'Mother was not fit to sign will', argues spurned daughter

An only child has contested the validity of her parents’ will after their entire £2.34m estate was left to the RSPCA.

Dr Christine Gill launched her legal battle in July last year upon discovering her parents’ 287-acre Yorkshire estate had been left to the animal charity. But the university lecturer believes her mother was forcibly coerced into signing her will by her controlling father.

During High Court hearings in Leeds, Judge James Allen QC heard how Dr Gill had looked after her parents and their estate for 30 years leading up to their deaths. She maintains that assurances regarding her inheritance of the estate were constantly offered.

The court was also told how Dr Gill’s mother suffered from agoraphobia and occasional panic disorders, whilst continually dependent on her husband’s actions to survive.

Their daughter is now challenging the validity of the will, as English case law states that a testator must have had the necessary mental capacity when legally signing away the provision of their estate.

Psychiatrists have agreed with Dr Gill’s suspicions, and believe Mrs Gill would have struggled to make many independent decisions. The Mental Capacity Act 2005 states:

“A person lacks capacity in relation to a matter of fact if at the material time he is unable to make a decision for himself. . . . . because of an impairment of, or disturbance in the functioning of, the mind or brain.”

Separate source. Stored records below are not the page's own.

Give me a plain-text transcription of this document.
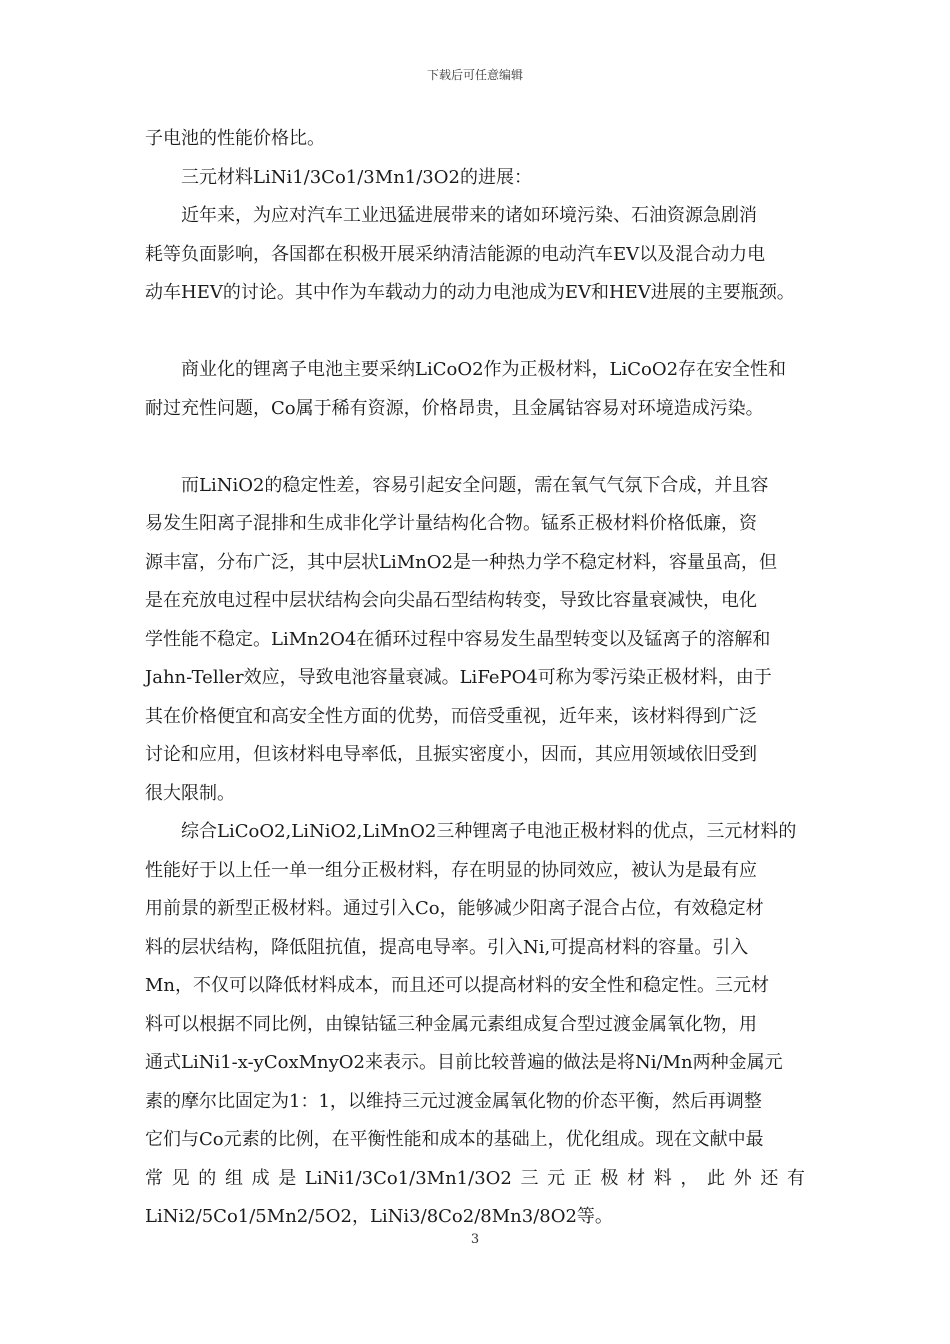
下载后可任意编辑
子电池的性能价格比。
三元材料LiNi1/3Co1/3Mn1/3O2的进展：
近年来，为应对汽车工业迅猛进展带来的诸如环境污染、石油资源急剧消
耗等负面影响，各国都在积极开展采纳清洁能源的电动汽车EV以及混合动力电
动车HEV的讨论。其中作为车载动力的动力电池成为EV和HEV进展的主要瓶颈。
商业化的锂离子电池主要采纳LiCoO2作为正极材料，LiCoO2存在安全性和
耐过充性问题，Co属于稀有资源，价格昂贵，且金属钴容易对环境造成污染。
而LiNiO2的稳定性差，容易引起安全问题，需在氧气气氛下合成，并且容
易发生阳离子混排和生成非化学计量结构化合物。锰系正极材料价格低廉，资
源丰富，分布广泛，其中层状LiMnO2是一种热力学不稳定材料，容量虽高，但
是在充放电过程中层状结构会向尖晶石型结构转变，导致比容量衰减快，电化
学性能不稳定。LiMn2O4在循环过程中容易发生晶型转变以及锰离子的溶解和
Jahn-Teller效应，导致电池容量衰减。LiFePO4可称为零污染正极材料，由于
其在价格便宜和高安全性方面的优势，而倍受重视，近年来，该材料得到广泛
讨论和应用，但该材料电导率低，且振实密度小，因而，其应用领域依旧受到
很大限制。
综合LiCoO2,LiNiO2,LiMnO2三种锂离子电池正极材料的优点，三元材料的
性能好于以上任一单一组分正极材料，存在明显的协同效应，被认为是最有应
用前景的新型正极材料。通过引入Co，能够减少阳离子混合占位，有效稳定材
料的层状结构，降低阻抗值，提高电导率。引入Ni,可提高材料的容量。引入
Mn，不仅可以降低材料成本，而且还可以提高材料的安全性和稳定性。三元材
料可以根据不同比例，由镍钴锰三种金属元素组成复合型过渡金属氧化物，用
通式LiNi1-x-yCoxMnyO2来表示。目前比较普遍的做法是将Ni/Mn两种金属元
素的摩尔比固定为1：1，以维持三元过渡金属氧化物的价态平衡，然后再调整
它们与Co元素的比例，在平衡性能和成本的基础上，优化组成。现在文献中最
常见的组成是LiNi1/3Co1/3Mn1/3O2三元正极材料，此外还有
LiNi2/5Co1/5Mn2/5O2，LiNi3/8Co2/8Mn3/8O2等。
3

However, experts have challenged Dr Gill’s assumptions on her mother’s mental health, admitting she was eccentric but not necessarily impaired.

A judgement will be handed down later this week.

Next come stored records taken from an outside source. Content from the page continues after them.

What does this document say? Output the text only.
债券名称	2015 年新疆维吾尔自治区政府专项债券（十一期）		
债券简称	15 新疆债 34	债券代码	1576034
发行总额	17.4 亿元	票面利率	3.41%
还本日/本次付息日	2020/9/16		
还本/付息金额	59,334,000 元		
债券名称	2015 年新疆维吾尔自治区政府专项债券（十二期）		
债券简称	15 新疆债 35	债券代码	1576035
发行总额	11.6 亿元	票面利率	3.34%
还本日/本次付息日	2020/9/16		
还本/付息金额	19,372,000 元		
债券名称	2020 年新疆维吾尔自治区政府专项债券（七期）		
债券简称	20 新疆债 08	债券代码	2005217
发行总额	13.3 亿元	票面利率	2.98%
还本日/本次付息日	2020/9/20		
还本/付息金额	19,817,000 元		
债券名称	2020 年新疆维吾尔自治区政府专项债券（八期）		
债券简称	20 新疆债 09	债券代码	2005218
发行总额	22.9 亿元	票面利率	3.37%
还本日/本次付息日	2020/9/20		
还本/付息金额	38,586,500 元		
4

Jenny Bruce, a solicitor with Birkett Long’s Personal Tax Trusts and Probate Team in Chelmsford, commented ‘The High Court has ruled in Dr Gill’s favour. It is difficult to assess the significance of the decision until the full judgement becomes available. None the less the case would appear to have been decided on one of two grounds. Either that Mrs Gill did not satisfy the legal test for capacity to make a will or that she was subject to undue influence by her late husband to make it. The latter ground would seem somewhat surprising considering that Mrs Gill survived her husband by seven years and had all that time to make changes whilst free from his influence. The case is potentially very significant for charities that rely on legacies to survive. It also highlights the importance of taking expert legal advice when making a will and discussing your intentions with family.’